I expect the companies to work hard to resist this disclosure of documents and internal information; so far they have already used their vast legal and financial resources to try to intimidate elected officials and advocacy groups, including ours. But the early victories that keep these lawsuits in state courts may make such disclosure inevitable. Because of that, we could be witnessing a pivotal moment in these cases.
It is worth remembering that, in the early days of litigation against tobacco companies, plaintiffs routinely lost their cases, and saw little tangible benefit from the litigation. This changed abruptly, however, when a number of state attorneys general filed suit together and eventually used the legal discovery process to wrest access to very damaging internal memos. Similarly, internal pharmaceutical company documents about the opioid epidemic are now coming to light through litigation. We may be at a comparable inflection point here.
Massachusetts attorney general seems ready to file suit
In addition to these existing lawsuits, another big one appears to be on the way. On October 10, the Massachusetts Attorney General’s office notified ExxonMobil that it intends to file suit against the company, claiming that the company acted deceptively with respect to the dangers of fossil fuel consumption.
If that lawsuit is filed, it appears that it will be based on the state’s unfair and deceptive practices act, a broad law that allows the state attorney general (and private parties) to sue when a company commits fraud or other related wrongful practices. The claims may parallel the New York lawsuit mentioned above, but could also include claims that consumers, in addition to investors, were deceived. If so, it will represent a new legal theory based on fraud.
Fossil fuel companies still increasing global warming emissions
The pressure brought on so many fronts through this litigation may already be having an effect on the companies and on public opinion, but it is critical to keep it up. Although we have seen some statements of support by fossil fuel companies for policies such as a national carbon fee and dividend, and even some thoughtful deep decarbonization scenarios, the industry for the most part continues to fight vigorously against climate policies, such as recently spending $30 million to defeat a carbon tax initiative in Washington state.
Moreover, while some companies have pledged to adjust their business plans to align with the carbon-constrained goals pf the Paris agreement, the plans prepared so far are very limited and tenuous.

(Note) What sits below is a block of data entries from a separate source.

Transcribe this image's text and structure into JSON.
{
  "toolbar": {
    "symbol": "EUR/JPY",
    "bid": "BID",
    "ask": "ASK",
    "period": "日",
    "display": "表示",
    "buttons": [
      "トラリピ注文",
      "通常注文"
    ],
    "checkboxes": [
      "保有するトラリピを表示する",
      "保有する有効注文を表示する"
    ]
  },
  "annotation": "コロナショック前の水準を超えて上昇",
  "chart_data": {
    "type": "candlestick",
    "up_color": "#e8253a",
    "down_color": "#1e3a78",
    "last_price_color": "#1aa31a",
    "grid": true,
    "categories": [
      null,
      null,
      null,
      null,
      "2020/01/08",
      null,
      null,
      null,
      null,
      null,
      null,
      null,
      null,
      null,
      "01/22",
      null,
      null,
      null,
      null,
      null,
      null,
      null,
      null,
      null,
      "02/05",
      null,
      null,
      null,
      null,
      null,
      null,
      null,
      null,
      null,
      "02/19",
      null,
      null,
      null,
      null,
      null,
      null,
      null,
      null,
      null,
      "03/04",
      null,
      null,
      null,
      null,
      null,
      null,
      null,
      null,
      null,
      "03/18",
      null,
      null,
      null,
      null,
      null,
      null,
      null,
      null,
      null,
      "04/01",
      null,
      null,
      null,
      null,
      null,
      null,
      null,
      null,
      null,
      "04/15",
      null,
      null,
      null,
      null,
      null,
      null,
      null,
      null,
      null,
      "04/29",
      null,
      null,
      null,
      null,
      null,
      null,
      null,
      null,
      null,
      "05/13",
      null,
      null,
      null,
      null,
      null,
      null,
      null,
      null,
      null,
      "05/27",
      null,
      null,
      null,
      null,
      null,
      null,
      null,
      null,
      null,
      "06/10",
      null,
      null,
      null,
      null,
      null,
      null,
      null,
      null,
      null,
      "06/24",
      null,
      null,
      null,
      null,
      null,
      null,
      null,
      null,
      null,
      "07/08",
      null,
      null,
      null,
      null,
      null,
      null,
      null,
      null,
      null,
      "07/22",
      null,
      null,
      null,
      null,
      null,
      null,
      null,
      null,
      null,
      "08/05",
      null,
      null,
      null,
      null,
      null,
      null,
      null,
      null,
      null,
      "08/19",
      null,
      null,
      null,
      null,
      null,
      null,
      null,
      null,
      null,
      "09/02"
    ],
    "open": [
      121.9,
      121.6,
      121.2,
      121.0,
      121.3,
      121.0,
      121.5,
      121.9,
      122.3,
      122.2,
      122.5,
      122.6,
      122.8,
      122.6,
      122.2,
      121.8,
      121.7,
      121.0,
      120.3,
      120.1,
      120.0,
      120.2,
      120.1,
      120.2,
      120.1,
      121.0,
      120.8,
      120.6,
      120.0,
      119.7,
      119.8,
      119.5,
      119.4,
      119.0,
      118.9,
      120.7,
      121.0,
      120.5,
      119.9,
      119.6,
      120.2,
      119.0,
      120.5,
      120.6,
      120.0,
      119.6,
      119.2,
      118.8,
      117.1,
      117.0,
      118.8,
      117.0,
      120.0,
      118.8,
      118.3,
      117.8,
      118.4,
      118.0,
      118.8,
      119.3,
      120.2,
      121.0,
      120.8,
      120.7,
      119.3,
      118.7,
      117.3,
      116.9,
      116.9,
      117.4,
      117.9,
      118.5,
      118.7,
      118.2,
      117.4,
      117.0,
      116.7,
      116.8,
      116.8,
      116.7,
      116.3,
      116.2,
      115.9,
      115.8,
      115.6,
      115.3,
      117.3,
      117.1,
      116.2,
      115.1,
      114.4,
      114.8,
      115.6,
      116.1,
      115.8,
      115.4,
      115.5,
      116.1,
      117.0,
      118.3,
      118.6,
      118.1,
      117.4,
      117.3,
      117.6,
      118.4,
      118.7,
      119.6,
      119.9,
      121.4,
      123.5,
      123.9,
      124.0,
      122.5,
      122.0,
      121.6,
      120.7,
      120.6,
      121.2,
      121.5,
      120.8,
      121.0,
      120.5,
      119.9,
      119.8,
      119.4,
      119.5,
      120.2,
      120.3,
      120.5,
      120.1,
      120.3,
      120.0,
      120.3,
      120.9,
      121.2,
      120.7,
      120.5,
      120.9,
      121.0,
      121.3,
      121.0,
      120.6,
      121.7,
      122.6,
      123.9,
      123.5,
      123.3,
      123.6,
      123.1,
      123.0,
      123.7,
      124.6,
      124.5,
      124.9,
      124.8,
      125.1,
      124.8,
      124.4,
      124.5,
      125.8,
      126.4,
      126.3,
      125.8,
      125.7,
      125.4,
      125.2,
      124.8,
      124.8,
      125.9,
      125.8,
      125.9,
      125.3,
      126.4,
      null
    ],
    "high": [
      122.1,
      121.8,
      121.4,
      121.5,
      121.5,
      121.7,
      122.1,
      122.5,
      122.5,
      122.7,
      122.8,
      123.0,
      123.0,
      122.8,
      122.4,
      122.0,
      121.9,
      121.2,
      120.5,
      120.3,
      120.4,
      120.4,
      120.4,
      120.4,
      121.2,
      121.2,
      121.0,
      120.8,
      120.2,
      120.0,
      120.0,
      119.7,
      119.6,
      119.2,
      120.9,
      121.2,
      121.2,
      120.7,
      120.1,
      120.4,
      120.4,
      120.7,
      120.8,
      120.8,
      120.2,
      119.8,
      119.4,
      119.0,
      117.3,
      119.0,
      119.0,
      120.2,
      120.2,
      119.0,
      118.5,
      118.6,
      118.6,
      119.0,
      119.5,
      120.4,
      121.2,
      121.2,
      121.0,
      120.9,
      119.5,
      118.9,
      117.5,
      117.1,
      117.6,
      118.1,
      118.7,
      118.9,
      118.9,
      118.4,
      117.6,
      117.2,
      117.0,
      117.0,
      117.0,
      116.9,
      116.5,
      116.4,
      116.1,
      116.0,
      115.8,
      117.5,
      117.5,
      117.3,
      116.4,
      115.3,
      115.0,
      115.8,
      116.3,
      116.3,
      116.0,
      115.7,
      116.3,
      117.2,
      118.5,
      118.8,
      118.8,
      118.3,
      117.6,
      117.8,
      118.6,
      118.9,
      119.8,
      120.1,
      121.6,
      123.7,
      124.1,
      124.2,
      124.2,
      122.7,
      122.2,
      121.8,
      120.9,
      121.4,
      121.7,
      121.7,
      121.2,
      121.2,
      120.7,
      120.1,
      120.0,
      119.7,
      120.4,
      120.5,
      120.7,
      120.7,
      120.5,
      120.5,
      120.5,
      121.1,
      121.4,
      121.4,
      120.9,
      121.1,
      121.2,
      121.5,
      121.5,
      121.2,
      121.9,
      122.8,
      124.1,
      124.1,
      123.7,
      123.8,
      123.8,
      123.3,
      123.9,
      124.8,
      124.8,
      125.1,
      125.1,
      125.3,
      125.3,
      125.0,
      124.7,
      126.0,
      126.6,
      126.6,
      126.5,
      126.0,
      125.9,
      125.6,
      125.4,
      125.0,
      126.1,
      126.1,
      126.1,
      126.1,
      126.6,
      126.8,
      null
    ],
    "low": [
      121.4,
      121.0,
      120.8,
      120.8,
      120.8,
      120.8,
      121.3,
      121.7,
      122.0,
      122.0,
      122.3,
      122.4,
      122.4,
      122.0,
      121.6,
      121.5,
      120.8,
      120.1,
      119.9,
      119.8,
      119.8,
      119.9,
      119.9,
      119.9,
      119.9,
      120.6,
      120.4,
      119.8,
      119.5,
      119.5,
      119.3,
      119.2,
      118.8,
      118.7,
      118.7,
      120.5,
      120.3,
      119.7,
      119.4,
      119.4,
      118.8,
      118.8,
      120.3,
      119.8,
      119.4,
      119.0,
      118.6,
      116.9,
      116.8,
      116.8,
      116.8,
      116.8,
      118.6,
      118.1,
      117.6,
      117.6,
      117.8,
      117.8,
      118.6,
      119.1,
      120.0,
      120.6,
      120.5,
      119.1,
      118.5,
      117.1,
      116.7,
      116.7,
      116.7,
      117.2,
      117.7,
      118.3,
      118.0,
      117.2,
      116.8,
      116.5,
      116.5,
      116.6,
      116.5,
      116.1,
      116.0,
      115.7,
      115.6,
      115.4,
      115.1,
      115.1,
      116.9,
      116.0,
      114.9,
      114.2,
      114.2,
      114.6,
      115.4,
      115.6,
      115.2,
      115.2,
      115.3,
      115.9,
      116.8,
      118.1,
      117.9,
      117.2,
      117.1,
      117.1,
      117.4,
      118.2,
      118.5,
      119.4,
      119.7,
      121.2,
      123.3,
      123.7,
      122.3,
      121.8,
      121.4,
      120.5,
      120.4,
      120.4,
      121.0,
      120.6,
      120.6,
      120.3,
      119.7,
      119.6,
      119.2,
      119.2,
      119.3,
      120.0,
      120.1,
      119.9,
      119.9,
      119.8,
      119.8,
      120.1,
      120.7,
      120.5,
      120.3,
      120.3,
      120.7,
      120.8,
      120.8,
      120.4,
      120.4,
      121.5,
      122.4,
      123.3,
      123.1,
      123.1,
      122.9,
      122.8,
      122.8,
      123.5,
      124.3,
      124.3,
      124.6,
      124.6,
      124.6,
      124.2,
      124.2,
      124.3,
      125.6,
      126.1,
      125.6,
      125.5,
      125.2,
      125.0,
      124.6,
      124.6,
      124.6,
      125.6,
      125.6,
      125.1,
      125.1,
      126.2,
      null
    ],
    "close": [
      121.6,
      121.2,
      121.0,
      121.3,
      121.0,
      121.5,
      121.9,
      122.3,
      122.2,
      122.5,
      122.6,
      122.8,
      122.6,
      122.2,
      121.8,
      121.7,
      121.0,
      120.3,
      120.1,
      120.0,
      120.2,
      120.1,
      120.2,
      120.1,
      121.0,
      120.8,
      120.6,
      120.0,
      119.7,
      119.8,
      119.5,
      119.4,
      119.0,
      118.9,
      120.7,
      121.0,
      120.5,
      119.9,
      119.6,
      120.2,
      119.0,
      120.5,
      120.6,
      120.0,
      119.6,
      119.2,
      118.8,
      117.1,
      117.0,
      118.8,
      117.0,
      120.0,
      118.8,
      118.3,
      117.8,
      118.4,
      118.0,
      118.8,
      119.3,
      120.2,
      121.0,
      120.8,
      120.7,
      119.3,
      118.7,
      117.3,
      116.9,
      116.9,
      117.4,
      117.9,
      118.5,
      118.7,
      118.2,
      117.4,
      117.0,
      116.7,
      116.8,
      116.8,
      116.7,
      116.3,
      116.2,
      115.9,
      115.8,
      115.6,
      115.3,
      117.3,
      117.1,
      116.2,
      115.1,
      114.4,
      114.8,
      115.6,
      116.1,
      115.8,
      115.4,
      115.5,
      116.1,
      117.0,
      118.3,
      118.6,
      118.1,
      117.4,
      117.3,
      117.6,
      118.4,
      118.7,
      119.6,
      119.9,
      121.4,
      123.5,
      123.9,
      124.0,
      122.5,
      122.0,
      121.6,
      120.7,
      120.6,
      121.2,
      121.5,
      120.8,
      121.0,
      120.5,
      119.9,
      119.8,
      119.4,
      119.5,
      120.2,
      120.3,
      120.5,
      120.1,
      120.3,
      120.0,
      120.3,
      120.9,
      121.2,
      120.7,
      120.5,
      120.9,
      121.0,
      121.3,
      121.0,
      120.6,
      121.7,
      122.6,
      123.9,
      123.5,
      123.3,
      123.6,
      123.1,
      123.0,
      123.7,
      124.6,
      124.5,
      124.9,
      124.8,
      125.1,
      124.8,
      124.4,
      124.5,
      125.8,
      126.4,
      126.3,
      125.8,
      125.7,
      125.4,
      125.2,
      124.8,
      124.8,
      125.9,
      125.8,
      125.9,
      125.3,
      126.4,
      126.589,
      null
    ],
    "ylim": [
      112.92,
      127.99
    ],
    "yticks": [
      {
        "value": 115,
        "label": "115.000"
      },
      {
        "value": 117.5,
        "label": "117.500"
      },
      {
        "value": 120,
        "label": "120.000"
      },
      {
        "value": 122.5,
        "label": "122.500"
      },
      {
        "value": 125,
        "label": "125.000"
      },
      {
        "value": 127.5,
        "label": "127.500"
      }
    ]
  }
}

Perhaps most importantly, several companies have not even taken the most basic steps to put their own houses in order. For example, as detailed recently in the New York Times, ExxonMobil and BP have increased their venting and flaring of methane gas from their oil extraction operations, a pollutant that has 34-86 percent greater potential to trap heat than does carbon dioxide. In essence, these companies and others are increasing their use of the earth’s atmosphere as a free sewer for the global warming pollutants that flows directly from their operations, despite claiming their commitment to being more responsible actors.
The legal developments are thus all the more welcome for the prospect that they can change company behavior and finally help hold these companies accountable for the climate damage they have wrought.